The study of si:ch211-283h6.4 has several promising implications:

• Evolutionary conservation of UPF0561 family proteins:

  • Investigate functional conservation between zebrafish si:ch211-283h6.4 and human C2orf68

  • Compare with other UPF0561 family members across species

  • Explore potential conserved roles in fundamental cellular processes

• RNA metabolism and ribosome biogenesis:

  • Based on correlation with genes like fbl, ncl, and nop58 , explore potential roles in:

    • rRNA processing

    • Ribosome assembly

    • Nucleolar function

    • Stress response pathways

• Developmental biology applications:

  • Map expression patterns throughout zebrafish development

  • Identify critical periods where si:ch211-283h6.4 function may be essential

  • Explore potential roles in tissue-specific differentiation

• Translational research potential:

  • Investigate whether mutations in human C2orf68 associate with disease

  • Develop zebrafish models of human C2orf68 dysfunction

  • Explore whether si:ch211-283h6.4/C2orf68 function relates to cancers or developmental disorders

This multifaceted approach connects fundamental science with potential biomedical applications, leveraging the zebrafish model system's unique advantages.

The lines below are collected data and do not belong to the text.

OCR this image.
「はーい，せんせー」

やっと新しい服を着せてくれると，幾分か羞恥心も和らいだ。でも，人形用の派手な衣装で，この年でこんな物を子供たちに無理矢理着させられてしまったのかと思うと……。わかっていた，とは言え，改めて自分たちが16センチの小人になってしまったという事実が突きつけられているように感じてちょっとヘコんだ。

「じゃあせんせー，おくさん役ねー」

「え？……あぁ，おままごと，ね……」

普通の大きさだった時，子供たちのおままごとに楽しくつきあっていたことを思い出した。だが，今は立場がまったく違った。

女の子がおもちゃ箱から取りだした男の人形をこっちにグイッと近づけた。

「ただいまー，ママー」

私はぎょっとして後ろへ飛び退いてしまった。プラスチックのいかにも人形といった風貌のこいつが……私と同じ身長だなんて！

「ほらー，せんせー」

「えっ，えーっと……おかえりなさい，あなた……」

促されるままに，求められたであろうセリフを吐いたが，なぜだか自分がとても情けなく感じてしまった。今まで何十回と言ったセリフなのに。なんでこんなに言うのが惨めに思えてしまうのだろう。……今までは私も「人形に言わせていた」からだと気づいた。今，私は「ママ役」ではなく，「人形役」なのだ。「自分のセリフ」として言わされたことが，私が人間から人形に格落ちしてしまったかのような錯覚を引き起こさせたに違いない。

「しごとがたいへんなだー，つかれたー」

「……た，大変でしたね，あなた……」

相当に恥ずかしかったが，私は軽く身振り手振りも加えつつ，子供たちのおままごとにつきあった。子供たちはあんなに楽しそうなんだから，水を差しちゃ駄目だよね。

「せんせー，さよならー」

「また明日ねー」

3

What high-throughput approaches could advance our understanding of si:ch211-283h6.4?

Several cutting-edge technologies could accelerate research:

• Proteomics approaches:

  • BioID or APEX proximity labeling to identify protein interaction partners

  • IP-MS using validated si:ch211-283h6.4 antibodies

  • Crosslinking mass spectrometry to identify transient interactions

  • Correlation with the positive interaction network (hspb1, fbl, hnrnpa1b)

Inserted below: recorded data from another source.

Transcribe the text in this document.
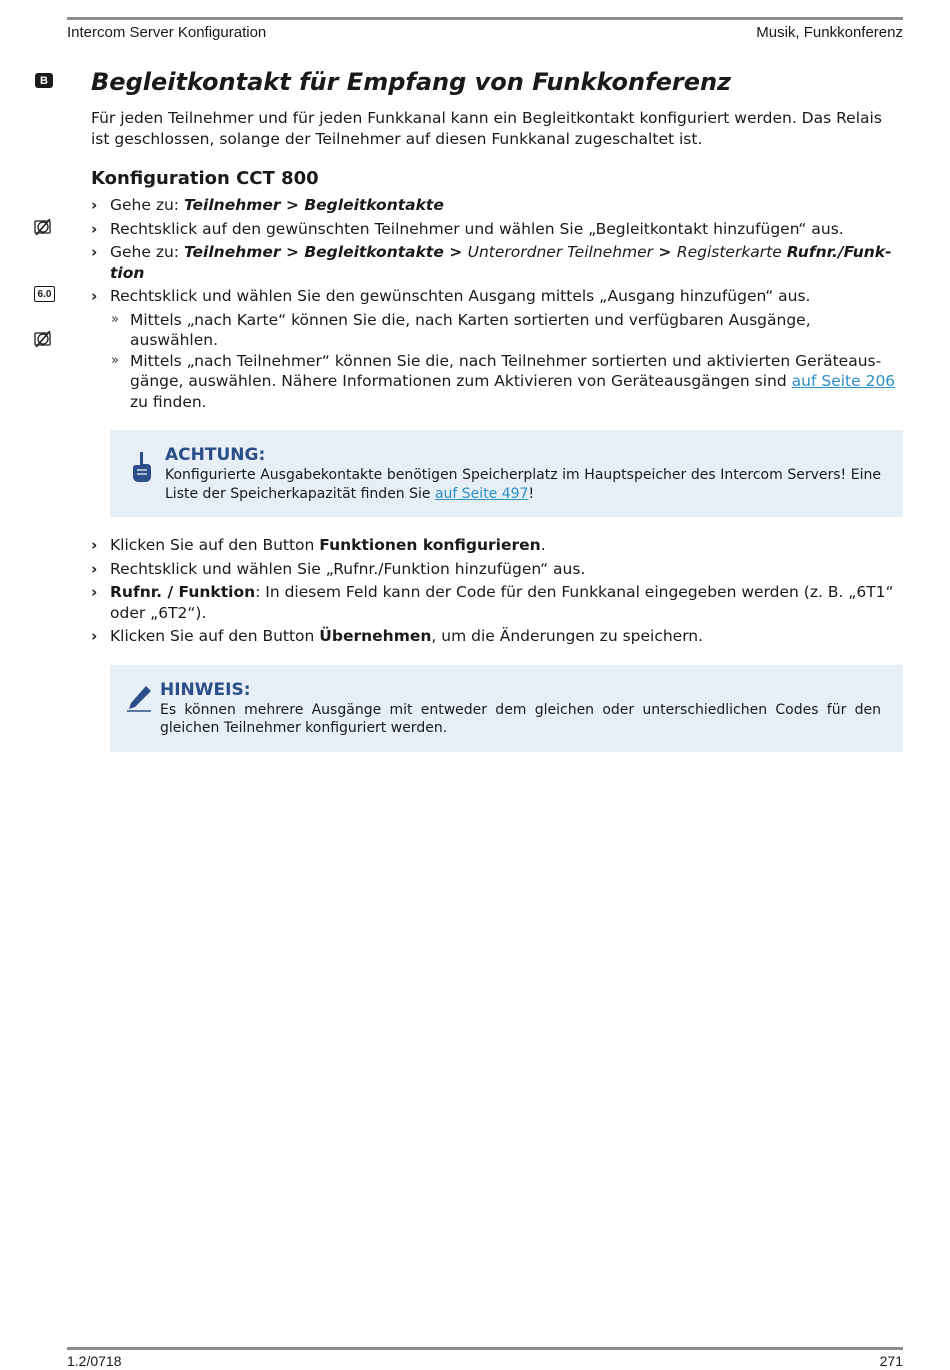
Intercom Server Konfiguration	Musik, Funkkonferenz
B
6.0
Begleitkontakt für Empfang von Funkkonferenz

Für jeden Teilnehmer und für jeden Funkkanal kann ein Begleitkontakt konfiguriert werden. Das Relais ist geschlossen, solange der Teilnehmer auf diesen Funkkanal zugeschaltet ist.

Konfiguration CCT 800
› Gehe zu: Teilnehmer > Begleitkontakte
› Rechtsklick auf den gewünschten Teilnehmer und wählen Sie „Begleitkontakt hinzufügen“ aus.
› Gehe zu: Teilnehmer > Begleitkontakte > Unterordner Teilnehmer > Registerkarte Rufnr./Funk-tion
› Rechtsklick und wählen Sie den gewünschten Ausgang mittels „Ausgang hinzufügen“ aus.
» Mittels „nach Karte“ können Sie die, nach Karten sortierten und verfügbaren Ausgänge, auswählen.
» Mittels „nach Teilnehmer“ können Sie die, nach Teilnehmer sortierten und aktivierten Geräteaus-gänge, auswählen. Nähere Informationen zum Aktivieren von Geräteausgängen sind auf Seite 206 zu finden.
ACHTUNG:
Konfigurierte Ausgabekontakte benötigen Speicherplatz im Hauptspeicher des Intercom Servers! Eine Liste der Speicherkapazität finden Sie auf Seite 497!
› Klicken Sie auf den Button Funktionen konfigurieren.
› Rechtsklick und wählen Sie „Rufnr./Funktion hinzufügen“ aus.
› Rufnr. / Funktion: In diesem Feld kann der Code für den Funkkanal eingegeben werden (z. B. „6T1“ oder „6T2“).
› Klicken Sie auf den Button Übernehmen, um die Änderungen zu speichern.
HINWEIS:
Es können mehrere Ausgänge mit entweder dem gleichen oder unterschiedlichen Codes für den gleichen Teilnehmer konfiguriert werden.
1.2/0718	271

• Transcriptomics integrations:

  • RNA-seq following si:ch211-283h6.4 knockout/knockdown

  • Single-cell RNA-seq to refine expression domains

  • ATAC-seq to identify potential regulatory elements

  • ribosome profiling to assess translation impacts

• Functional genomics screens:

  • CRISPR screens to identify genetic interactors

  • Chemical genetic screens to identify small molecule modulators

  • Suppressor/enhancer screens in si:ch211-283h6.4 mutant backgrounds

• Structural biology approaches:

  • Cryo-EM or X-ray crystallography of the UPF0561 domain

  • Integrative structural modeling using crosslinking data

  • Structure prediction using AlphaFold or similar tools

These approaches, particularly when informed by the gene correlation data , would rapidly expand our understanding of si:ch211-283h6.4 function beyond what traditional approaches could achieve.